Other institutions have tried similar efforts in the past. Columbia University spent millions of dollars about 10 years ago leading an online spinoff called Fathom, which sold online courses and lectures by star faculty members before it was forced to close for lack of interest.

More recently, companies such as Supercool School have opened and encouraged people to teach each other, though that one is hardly a household name.

"They moved the ball a little bit further down the field," said Mr. Thierstein of those efforts, unfazed by their poor track records. "Every one of those attempts that didn't work led us to where we are now."

One of the biggest challenges Mr. Thierstein and other leaders of the project see is motivating students to do the hard work of taking an online course - and of sticking with the course until the end.

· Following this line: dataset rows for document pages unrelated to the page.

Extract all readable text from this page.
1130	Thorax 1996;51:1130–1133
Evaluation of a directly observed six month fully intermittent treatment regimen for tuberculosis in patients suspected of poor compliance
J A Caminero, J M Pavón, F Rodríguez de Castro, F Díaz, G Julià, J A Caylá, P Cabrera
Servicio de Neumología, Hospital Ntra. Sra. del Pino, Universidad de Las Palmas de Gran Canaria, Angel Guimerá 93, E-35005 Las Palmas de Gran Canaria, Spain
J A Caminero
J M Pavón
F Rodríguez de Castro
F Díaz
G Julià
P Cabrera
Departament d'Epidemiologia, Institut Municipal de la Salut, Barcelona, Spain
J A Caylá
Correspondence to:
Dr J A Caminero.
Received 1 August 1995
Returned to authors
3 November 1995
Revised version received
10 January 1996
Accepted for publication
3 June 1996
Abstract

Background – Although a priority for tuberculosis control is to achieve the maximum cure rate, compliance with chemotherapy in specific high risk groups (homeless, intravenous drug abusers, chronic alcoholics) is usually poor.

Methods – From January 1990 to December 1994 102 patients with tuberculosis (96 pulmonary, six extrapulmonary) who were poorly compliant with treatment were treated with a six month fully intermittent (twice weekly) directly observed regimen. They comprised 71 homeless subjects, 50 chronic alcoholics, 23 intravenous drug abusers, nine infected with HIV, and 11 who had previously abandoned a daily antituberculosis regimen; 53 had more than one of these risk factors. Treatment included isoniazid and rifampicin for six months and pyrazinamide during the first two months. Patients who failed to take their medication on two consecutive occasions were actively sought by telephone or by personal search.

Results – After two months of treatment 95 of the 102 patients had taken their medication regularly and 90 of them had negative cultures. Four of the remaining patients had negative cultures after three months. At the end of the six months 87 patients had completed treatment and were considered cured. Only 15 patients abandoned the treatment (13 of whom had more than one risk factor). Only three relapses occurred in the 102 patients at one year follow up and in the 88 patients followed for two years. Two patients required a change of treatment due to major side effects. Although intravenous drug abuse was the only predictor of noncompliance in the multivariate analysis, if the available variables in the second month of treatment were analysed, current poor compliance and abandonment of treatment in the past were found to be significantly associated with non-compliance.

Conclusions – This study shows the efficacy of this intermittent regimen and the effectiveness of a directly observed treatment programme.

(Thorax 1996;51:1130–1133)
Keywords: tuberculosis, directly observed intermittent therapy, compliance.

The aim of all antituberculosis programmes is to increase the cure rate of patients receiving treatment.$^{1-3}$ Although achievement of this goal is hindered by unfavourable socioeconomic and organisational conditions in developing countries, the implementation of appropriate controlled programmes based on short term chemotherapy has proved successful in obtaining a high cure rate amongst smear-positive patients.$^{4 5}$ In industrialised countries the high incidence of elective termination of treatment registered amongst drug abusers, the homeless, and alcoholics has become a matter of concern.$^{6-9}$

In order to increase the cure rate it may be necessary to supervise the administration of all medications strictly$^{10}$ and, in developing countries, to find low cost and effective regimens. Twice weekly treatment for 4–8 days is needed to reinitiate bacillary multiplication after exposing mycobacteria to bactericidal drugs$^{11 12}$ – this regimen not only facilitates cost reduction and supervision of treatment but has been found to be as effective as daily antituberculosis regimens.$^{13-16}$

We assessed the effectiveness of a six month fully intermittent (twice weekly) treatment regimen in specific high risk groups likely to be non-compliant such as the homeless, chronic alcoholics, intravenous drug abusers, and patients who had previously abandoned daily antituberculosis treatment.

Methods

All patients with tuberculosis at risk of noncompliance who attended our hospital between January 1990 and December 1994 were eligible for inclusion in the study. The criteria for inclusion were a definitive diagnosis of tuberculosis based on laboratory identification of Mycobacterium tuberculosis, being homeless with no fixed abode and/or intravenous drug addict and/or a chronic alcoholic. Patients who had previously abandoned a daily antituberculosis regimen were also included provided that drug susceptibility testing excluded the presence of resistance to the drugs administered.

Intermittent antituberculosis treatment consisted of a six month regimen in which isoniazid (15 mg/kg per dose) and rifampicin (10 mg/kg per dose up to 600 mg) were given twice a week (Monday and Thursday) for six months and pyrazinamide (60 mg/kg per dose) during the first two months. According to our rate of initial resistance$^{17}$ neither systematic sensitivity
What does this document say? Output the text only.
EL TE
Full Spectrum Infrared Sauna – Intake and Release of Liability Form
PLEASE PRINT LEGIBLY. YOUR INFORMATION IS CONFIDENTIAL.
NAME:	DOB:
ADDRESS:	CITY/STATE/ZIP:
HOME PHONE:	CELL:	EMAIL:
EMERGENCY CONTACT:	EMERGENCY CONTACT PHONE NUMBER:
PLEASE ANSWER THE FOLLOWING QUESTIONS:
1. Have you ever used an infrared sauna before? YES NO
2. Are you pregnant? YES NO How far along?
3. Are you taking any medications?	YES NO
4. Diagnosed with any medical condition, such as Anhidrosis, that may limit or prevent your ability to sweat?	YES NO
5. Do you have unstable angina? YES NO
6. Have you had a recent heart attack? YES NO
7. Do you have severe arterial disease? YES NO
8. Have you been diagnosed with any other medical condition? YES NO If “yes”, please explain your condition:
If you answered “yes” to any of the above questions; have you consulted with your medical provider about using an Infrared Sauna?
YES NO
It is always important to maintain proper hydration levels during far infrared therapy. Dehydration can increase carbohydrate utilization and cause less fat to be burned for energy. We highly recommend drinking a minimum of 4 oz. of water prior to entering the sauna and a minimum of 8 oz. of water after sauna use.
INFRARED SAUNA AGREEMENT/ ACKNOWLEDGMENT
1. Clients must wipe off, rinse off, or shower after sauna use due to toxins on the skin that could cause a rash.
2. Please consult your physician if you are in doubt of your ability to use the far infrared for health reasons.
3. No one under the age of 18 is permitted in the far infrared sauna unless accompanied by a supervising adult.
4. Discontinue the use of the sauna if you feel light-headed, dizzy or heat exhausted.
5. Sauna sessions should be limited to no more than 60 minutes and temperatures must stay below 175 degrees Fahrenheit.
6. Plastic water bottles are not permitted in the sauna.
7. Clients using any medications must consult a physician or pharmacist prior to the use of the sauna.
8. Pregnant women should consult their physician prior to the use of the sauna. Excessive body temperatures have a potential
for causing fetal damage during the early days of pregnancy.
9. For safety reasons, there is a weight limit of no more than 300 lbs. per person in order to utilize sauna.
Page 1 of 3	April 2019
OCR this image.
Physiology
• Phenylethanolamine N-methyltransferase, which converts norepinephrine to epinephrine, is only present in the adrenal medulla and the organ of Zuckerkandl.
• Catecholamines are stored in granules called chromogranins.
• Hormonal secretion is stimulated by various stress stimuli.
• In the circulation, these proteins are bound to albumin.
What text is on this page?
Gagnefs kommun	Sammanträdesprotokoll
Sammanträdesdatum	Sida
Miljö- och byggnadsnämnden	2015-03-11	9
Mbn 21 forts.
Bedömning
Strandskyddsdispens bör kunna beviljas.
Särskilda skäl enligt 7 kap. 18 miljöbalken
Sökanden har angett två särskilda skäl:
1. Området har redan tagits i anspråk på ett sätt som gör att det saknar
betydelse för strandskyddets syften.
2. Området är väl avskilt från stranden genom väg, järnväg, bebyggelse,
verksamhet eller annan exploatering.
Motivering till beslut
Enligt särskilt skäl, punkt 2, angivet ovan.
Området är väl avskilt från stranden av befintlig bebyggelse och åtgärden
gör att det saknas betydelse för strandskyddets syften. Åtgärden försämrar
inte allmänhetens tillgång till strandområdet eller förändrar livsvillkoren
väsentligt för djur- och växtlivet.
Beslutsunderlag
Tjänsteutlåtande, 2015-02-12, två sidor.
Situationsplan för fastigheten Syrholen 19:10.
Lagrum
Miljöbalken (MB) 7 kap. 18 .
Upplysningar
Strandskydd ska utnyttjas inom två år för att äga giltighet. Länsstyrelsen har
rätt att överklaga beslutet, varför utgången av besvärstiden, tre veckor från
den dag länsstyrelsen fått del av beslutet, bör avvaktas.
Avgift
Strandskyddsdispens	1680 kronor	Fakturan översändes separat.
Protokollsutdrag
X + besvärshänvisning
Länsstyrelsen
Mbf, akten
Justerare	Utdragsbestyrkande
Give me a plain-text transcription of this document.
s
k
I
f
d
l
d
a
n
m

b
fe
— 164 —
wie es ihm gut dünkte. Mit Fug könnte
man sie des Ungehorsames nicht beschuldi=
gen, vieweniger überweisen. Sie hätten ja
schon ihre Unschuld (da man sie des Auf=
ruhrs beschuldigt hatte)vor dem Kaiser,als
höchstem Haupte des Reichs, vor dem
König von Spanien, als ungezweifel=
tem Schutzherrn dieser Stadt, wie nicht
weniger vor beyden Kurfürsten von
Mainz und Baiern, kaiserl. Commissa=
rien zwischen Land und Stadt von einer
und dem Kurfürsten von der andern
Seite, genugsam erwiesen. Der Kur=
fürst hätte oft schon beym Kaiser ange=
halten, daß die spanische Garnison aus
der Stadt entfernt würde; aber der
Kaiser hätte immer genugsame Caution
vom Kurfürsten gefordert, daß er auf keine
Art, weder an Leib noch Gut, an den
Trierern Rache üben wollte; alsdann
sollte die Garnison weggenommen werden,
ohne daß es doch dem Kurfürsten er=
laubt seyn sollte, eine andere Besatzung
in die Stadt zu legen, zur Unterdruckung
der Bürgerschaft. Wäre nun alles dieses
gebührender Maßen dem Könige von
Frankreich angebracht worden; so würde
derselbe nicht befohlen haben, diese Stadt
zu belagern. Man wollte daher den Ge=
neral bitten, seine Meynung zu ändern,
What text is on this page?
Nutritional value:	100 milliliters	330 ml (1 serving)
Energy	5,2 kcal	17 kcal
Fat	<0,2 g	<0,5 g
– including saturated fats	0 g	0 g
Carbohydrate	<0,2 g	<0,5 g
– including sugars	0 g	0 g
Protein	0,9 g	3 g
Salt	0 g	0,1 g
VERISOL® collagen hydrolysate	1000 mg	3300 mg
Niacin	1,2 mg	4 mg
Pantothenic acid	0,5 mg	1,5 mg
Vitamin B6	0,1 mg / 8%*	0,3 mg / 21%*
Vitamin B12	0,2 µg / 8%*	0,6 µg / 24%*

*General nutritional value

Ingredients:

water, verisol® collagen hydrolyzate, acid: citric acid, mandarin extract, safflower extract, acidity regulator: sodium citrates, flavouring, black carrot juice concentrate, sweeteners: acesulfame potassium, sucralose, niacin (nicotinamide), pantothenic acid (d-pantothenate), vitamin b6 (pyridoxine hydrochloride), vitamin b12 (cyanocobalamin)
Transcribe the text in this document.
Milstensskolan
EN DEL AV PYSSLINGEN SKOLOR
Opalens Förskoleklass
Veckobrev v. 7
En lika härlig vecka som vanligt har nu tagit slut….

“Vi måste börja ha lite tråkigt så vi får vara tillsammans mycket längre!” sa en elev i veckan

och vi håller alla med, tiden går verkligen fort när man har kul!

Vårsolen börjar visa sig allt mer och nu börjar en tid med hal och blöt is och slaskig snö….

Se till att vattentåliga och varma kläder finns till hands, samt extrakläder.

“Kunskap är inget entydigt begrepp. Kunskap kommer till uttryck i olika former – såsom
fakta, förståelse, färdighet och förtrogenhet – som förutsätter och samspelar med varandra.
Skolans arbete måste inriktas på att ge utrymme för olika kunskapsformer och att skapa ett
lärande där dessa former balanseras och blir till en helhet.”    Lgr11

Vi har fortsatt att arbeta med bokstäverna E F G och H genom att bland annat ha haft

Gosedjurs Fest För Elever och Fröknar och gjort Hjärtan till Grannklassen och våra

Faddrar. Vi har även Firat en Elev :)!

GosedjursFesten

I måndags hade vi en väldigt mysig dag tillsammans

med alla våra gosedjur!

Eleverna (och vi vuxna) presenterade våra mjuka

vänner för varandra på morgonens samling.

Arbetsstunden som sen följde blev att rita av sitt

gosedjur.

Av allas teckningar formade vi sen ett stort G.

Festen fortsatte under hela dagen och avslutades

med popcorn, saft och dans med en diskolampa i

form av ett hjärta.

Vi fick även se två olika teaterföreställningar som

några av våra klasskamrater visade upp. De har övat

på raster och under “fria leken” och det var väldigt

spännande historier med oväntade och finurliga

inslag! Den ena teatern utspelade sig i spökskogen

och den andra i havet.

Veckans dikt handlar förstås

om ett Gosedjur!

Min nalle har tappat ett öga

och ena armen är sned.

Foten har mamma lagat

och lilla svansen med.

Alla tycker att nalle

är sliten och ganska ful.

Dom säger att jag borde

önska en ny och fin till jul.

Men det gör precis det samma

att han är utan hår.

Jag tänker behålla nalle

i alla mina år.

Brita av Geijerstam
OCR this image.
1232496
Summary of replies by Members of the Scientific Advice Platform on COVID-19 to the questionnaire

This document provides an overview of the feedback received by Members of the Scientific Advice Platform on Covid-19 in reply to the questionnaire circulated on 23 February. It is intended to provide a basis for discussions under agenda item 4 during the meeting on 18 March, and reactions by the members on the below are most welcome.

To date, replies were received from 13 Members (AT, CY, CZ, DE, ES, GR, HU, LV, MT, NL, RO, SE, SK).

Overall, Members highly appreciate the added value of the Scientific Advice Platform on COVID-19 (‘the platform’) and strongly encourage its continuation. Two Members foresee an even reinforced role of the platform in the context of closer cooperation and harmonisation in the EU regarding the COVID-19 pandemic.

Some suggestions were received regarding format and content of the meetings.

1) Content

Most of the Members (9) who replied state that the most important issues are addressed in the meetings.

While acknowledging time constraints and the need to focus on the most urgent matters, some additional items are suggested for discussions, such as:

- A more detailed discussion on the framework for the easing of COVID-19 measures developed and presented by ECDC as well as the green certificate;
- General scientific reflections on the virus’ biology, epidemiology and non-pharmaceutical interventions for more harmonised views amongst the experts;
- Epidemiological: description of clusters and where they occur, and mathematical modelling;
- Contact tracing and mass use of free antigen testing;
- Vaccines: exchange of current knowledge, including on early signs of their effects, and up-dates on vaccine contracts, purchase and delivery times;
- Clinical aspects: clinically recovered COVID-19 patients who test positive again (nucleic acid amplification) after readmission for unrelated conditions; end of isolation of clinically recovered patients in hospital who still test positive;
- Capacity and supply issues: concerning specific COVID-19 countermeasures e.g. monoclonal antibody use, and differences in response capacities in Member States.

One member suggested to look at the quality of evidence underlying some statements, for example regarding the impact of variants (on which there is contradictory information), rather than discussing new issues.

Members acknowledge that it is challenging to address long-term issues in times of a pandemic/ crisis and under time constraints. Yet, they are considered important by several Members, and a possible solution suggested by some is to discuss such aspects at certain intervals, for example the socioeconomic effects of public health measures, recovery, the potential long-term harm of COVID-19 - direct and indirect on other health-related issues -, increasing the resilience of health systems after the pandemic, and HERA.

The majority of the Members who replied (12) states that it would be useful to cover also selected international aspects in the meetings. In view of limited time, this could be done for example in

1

That is why, even though the university's planners believe in free and open education, they are considering charging a small fee for their courses. "It's simply a barrier to people who aren't committed," said Mr. Schmidt. The fee will be reduced or waived for students who demonstrate need and commitment, he added. The founders haven't decided where the money will go, but it might be given to a charity of the student's choice or to the tutors.

Patrick Partridge, vice president for marketing and enrollment at Western Governors University, said his institution might welcome P2P students. "We would love to have students who have received content training through something like this university," he said. "We essentially don't care how and where you learned something, but you will have to still pass the WGU assessment."

But the new university raises legal and ethical questions, said Michael B. Goldstein, a higher-education lawyer with the Washington law firm Dow Lohnes. In particular, using professors' primary employers - the universities that pay their salaries - to attract attention could be a problem.

"What could be a concern to traditional institutions is the degree to which the name of their institution is being capitalized on," he said. "It's a trademark issue - you don't have a right to imply that what you are doing is under the auspices of the professor's institution."

He also worries that some professors might mix P2P University students into their regular university courses, which he said would "dilute the experience" for students paying full price at a traditional institution. "I frankly think it's wrong," he added.

Mr. Schmidt disagreed. "It doesn't 'dilute' their experience but 'enhances' it - as long they get the amount of feedback and attention they need from the professor, having a more diverse group of people to exchange ideas with is good."